Federal Trade Commission Tips About Public WiFi Security

If you’re like most people, not only do you have your office at work, and your office at home, but you have an office at your local coffee shop. Who could blame you? It’s always fun to get in a little people watching in between putting together that report for your manager. However, what you may not realize is that logging onto any public network anywhere is like showing up to the wild wild west of computers. In fact, it can be so dangerous as far as your personal information that the Federal Trade Commission believes you should be aware of the following things…

1. Any time you share anything via the internet or a wireless network, that information should be encrypted in order to protect yourself from vulnerability. Encryption is essentially a code that your data is turned into while being sent and then decoded at the other end. Look for an “s” at the end of every website’s “http” so that you know that the website is secure and sending your information only through an encrypted packet if you are on public WiFi.

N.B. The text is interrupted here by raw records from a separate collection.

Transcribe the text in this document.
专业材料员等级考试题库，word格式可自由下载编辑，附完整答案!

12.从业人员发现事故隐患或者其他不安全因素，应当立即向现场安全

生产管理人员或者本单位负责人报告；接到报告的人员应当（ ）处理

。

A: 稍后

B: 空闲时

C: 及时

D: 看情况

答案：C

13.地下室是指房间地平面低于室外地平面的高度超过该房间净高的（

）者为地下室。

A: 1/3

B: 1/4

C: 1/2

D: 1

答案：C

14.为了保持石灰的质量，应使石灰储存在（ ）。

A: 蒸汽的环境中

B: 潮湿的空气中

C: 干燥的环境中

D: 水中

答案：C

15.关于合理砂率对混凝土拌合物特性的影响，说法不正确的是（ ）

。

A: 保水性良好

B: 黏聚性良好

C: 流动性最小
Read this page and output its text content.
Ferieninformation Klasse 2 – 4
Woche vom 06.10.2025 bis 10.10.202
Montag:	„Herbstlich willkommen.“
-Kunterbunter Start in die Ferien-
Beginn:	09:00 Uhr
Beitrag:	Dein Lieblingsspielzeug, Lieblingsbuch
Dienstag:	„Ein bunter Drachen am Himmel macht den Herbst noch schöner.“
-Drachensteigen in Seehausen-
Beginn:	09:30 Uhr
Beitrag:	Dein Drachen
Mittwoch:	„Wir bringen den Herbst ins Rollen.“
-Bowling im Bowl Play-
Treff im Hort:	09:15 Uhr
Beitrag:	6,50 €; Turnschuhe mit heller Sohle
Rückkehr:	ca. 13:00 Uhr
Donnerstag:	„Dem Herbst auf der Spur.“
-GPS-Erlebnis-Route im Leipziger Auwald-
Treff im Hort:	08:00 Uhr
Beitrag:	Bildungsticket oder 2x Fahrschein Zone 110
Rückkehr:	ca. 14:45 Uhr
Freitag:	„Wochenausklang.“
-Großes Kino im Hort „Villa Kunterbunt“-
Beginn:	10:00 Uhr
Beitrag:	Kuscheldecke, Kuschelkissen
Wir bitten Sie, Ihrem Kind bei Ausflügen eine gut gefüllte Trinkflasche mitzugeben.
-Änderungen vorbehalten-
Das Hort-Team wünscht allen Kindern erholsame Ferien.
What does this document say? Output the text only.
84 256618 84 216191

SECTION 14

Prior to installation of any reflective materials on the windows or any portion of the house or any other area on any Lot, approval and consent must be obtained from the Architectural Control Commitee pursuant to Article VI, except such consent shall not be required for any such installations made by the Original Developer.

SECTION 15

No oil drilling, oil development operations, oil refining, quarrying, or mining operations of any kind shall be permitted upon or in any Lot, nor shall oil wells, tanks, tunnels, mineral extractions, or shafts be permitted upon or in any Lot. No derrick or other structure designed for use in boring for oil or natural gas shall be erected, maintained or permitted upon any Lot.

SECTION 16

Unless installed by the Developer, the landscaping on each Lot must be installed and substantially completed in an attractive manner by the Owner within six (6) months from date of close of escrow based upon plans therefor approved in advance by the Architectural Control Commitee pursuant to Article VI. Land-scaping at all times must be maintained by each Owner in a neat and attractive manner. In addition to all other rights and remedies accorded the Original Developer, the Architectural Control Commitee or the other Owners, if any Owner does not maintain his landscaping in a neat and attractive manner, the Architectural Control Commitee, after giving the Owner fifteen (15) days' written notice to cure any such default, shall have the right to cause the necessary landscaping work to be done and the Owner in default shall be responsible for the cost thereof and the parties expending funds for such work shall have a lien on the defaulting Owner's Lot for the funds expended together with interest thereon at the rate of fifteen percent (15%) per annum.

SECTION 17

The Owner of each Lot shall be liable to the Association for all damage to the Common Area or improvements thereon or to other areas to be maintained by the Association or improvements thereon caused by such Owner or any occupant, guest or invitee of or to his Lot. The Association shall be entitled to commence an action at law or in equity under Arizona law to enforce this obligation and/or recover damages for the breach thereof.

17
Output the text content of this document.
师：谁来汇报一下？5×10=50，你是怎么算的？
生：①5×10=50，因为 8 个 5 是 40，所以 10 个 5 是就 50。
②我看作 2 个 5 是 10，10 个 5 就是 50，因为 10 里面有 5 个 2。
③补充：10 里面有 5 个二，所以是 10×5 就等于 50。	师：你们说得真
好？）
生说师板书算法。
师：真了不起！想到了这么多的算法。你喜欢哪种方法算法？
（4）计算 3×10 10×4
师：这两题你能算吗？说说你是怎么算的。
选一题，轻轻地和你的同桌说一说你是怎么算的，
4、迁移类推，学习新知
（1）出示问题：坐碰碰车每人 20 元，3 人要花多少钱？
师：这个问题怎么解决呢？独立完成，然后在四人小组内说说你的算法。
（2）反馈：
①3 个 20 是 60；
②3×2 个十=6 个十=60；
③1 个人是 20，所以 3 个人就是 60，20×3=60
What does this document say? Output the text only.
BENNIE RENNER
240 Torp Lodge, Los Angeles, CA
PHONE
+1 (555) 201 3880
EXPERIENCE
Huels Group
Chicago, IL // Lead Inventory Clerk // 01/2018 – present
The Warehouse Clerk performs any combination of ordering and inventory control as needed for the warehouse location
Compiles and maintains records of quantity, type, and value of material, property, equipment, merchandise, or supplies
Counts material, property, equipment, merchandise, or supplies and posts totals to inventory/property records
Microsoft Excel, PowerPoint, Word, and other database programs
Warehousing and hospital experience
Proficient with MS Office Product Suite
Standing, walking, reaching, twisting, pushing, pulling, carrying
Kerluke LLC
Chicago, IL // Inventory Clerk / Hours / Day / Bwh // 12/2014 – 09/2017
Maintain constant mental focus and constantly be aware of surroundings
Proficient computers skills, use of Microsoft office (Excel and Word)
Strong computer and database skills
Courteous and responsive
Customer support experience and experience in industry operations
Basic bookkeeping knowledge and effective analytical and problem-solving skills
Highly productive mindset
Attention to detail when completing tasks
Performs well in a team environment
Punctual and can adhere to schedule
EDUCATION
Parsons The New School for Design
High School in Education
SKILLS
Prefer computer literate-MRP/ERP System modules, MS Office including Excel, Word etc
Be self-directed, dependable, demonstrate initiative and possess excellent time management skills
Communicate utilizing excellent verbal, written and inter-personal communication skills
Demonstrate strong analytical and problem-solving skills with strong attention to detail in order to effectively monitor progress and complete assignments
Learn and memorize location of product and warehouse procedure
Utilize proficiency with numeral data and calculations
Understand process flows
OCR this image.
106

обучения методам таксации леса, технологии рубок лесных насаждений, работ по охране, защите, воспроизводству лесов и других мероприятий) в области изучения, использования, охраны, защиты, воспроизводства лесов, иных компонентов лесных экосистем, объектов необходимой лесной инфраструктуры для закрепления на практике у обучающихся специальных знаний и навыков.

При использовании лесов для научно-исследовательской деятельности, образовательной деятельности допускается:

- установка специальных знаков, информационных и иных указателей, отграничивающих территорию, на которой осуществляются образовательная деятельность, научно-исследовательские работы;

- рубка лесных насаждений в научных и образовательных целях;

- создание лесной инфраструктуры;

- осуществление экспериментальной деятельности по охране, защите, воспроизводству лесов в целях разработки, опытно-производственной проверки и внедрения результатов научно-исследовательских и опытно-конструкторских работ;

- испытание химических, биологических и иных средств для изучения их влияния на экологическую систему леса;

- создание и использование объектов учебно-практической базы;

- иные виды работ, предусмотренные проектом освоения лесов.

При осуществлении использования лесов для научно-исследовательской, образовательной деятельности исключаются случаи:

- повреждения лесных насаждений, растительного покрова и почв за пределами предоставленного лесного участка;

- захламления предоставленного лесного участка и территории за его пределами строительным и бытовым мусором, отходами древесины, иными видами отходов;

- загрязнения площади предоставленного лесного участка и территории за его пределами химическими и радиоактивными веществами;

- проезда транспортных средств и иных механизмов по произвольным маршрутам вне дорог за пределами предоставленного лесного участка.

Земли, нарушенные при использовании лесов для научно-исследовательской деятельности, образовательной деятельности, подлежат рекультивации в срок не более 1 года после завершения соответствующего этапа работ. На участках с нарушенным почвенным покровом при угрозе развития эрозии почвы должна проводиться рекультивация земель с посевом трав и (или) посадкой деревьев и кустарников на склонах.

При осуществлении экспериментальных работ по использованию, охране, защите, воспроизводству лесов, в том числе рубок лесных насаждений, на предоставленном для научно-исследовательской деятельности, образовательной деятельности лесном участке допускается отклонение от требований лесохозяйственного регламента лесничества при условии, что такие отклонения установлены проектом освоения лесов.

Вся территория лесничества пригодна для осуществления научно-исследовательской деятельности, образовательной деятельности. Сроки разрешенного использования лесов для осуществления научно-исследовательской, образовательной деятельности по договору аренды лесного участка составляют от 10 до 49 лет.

2. Mobile apps do not share the same encryption standards as sites do, and thus a mobile app may not be encrypted properly. Make sure that if you are sending very vulnerable information via a mobile app that you are not on public WiFi or just go to the website version of the app so that you can see if there is an “s” in the website.

3. Not all WiFi hotspots are secure, some of them do not encrypt the data at all and thus could be just as vulnerable as a public network. It goes without saying that if there is no password then the network is not secure, but even with a password, you might not be entirely safe. If you are going to use a WiFi hotspot, it’s worth checking to see if it’s safe, like this company for example that secures the WiFi.

In this day and age, you are never quite certain of how protected your data is. Even the tips provided above are just a basic guide on protecting your information, and can still be circumvented with the right tools. There are hacking tools available for free to the public for download that could make anyone a threat.